12:16 pm on Aug 8, 2006 (gmt 0)

10+ Year Member




this may be a little off topic, but how on earth did he get all your 1500 html files? Did you leave your ftp account open to anoymous users?

Any halfway decent website download software will crawl the site and download all the files automatically - if they're accessible via HTTP and linked, they're downloadable.

rj87uk

12:39 pm on Aug 8, 2006 (gmt 0)

WebmasterWorld Senior Member 10+ Year Member



If not, you lose.

Thats a wrong statement, some of the tools like archive.org will help you prove it was your site. Your host should also be able to verify that the website is yours and when it was created and this would be enough proof to go to the spammers host with.

esllou

12:45 pm on Aug 8, 2006 (gmt 0)

WebmasterWorld Senior Member 10+ Year Member



First off, did you have a copyright notice on the web page?
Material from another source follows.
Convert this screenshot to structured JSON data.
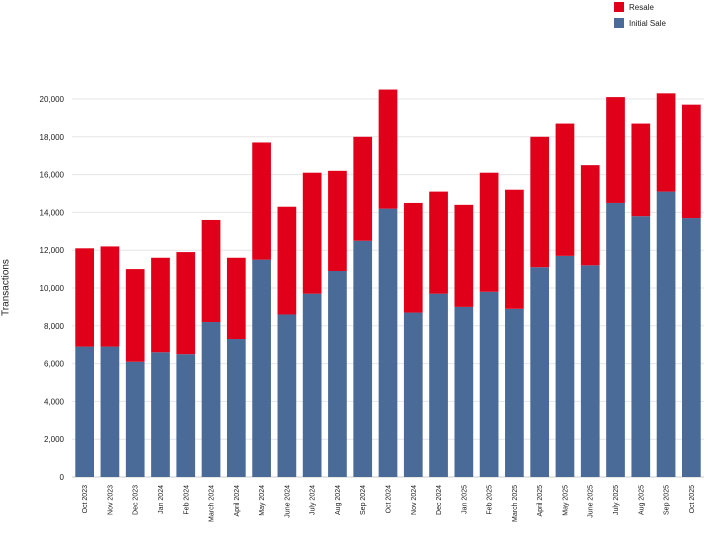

Second, did you have a copyright notice on the HTML portion of the page If not, you lose.

that is patently FALSE information and, in the context of someone being stressed out about losing their site, unhelpful.

rj87uk

12:48 pm on Aug 8, 2006 (gmt 0)

WebmasterWorld Senior Member 10+ Year Member



...did you have a copyright notice on the HTML portion of the page...

This could be really useful. If they have ripped your website you can go over and check the code, if you have this in your pages (in the source) then you can clearly prove the website is yours.

ThreeD

12:54 pm on Aug 8, 2006 (gmt 0)

10+ Year Member



Any halfway decent website download software will crawl the site and download all the files automatically - if they're accessible via HTTP and linked, they're downloadable.

Ok, sounds fair enough. I don't see why any company or person would be interested in making applications that copy entire websites though. Sure, I read some people use them for offline surfing, and saving entire websites on cd's. But what about the legal issues if you put in the website disclaimer that copying/saving content is prohibited?

There has to be a way you can protect your websites against that kind of software. I guess making the website dynamic would help, loading everything from a database would make it harder to copy the actual content.

Any other suggestions?

[edited by: ThreeD at 1:00 pm (utc) on Aug. 8, 2006]

zCat

2:02 pm on Aug 8, 2006 (gmt 0)

10+ Year Member



ThreeD:

whether a site is dynamic or not does not make any difference when it comes to stopping site scrapers. However a dynamic site can have various protection mechanisms to differentiate between human users, genuine search engine bots, and scrapers. There is no perfect protection though; if it's accessible, it's downloadable.

bwnbwn

7:02 pm on Aug 8, 2006 (gmt 0)

WebmasterWorld Senior Member 10+ Year Member Top Contributors Of The Month



If you have contacted the hosting company and they emialed them request it be taken down now.

Call the hosting company inform them he is breaking their rules of conduct find it on their site copy them and request the site be taken down now.

Follow up with an email to the correct area not support find out who the hosting company will, tell them you are holding them responsible for any penalities incurred from traffic etc. loss of income etc. I have been forced to do this I have had it done several times. Sites were down in hours.